No se trata únicamente de repartir un insumo. Se trata de estar presentes cuando más se necesita. De llegar a colonias, comunidades y zonas donde el invierno se vive con mayor dureza, y donde cada acción preventiva puede marcar la diferencia.
Durante estas jornadas, lo que más se repite no es la petición, sino el agradecimiento. Adultos mayores, madres con niñas y niños pequeños, personas que viven en condiciones precarias, reciben una cobija como quien recibe un mensaje claro: el bienestar sí llega. Que el apoyo de la federación está presente. Que la atención social no es discurso, sino acción concreta.
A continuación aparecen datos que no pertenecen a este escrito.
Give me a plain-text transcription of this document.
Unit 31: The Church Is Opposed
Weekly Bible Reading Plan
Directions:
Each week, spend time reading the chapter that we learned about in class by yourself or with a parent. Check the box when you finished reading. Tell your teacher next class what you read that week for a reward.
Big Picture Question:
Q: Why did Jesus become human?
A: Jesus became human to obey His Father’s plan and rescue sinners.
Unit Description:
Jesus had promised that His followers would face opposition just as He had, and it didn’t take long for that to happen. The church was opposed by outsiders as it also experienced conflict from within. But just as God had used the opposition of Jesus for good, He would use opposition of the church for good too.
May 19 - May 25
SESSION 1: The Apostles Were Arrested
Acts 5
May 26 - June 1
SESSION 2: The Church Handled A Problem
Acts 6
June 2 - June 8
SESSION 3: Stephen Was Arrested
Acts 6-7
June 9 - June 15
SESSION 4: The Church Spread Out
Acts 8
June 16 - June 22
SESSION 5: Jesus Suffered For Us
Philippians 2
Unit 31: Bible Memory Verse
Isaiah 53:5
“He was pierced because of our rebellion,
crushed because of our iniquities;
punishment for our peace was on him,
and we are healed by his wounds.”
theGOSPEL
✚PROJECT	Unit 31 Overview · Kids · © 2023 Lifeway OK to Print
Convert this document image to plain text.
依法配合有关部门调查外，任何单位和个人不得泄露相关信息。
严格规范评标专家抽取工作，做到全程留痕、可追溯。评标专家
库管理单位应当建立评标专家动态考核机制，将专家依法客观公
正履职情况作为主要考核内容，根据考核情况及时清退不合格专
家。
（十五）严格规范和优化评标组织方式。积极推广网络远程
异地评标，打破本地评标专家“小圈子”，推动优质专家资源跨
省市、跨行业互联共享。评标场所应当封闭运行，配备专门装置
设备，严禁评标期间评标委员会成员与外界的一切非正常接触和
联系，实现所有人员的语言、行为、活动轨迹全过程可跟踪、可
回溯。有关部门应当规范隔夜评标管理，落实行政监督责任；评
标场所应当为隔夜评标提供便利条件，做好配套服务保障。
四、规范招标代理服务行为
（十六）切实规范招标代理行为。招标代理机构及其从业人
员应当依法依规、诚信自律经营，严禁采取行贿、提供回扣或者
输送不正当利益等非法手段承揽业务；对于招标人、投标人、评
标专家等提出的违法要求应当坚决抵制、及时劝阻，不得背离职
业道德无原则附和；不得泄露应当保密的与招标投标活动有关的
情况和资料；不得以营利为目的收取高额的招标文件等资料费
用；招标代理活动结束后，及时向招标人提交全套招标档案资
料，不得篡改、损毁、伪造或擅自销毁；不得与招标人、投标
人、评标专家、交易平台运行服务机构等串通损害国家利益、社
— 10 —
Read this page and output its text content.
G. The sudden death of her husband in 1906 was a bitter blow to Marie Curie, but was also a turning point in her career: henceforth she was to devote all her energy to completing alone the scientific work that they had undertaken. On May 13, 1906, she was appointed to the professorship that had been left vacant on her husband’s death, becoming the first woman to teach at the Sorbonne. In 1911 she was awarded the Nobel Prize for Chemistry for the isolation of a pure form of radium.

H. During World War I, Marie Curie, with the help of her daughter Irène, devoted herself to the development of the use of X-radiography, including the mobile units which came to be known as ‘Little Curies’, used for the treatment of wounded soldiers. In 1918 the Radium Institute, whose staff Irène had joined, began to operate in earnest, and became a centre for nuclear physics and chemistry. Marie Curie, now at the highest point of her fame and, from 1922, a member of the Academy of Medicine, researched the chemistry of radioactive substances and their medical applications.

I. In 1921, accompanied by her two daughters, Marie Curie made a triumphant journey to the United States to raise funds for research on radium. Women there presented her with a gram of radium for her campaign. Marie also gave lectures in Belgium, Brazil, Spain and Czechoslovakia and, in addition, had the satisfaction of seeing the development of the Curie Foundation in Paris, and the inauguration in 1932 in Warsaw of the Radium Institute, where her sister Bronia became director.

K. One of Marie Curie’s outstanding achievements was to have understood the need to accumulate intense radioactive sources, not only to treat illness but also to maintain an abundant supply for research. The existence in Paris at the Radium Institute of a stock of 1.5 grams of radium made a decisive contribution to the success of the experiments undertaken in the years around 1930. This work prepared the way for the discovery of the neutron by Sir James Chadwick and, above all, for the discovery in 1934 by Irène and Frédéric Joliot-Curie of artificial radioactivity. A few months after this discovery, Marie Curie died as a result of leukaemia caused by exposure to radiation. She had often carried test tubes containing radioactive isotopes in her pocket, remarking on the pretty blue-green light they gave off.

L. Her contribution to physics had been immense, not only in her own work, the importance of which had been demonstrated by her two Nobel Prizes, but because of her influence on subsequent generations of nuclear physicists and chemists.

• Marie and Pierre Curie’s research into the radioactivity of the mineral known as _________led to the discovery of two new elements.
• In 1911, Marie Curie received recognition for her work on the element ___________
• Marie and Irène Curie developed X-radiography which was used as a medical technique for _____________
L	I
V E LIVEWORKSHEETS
Estas entregas son posibles gracias a una política social que entiende la prevención como parte esencial del bienestar. Atender antes de que el problema se agrave, acompañar antes de que la emergencia golpee más fuerte, y hacerlo con organización, sensibilidad y presencia territorial.
En Chihuahua, estas acciones reflejan una forma distinta de hacer gobierno: cercana, humana y responsable. Porque el bienestar no solo se construye con grandes programas, sino también con decisiones oportunas que protegen a quienes más lo necesitan en momentos críticos.
El frío pasará, como pasa cada temporada. Pero lo que permanece es la certeza de que cuando las condiciones se vuelven difíciles, la respuesta institucional puede y debe llegar a tiempo. Esa es la diferencia entre reaccionar y cuidar.
Y cuidar, al final, es también gobernar.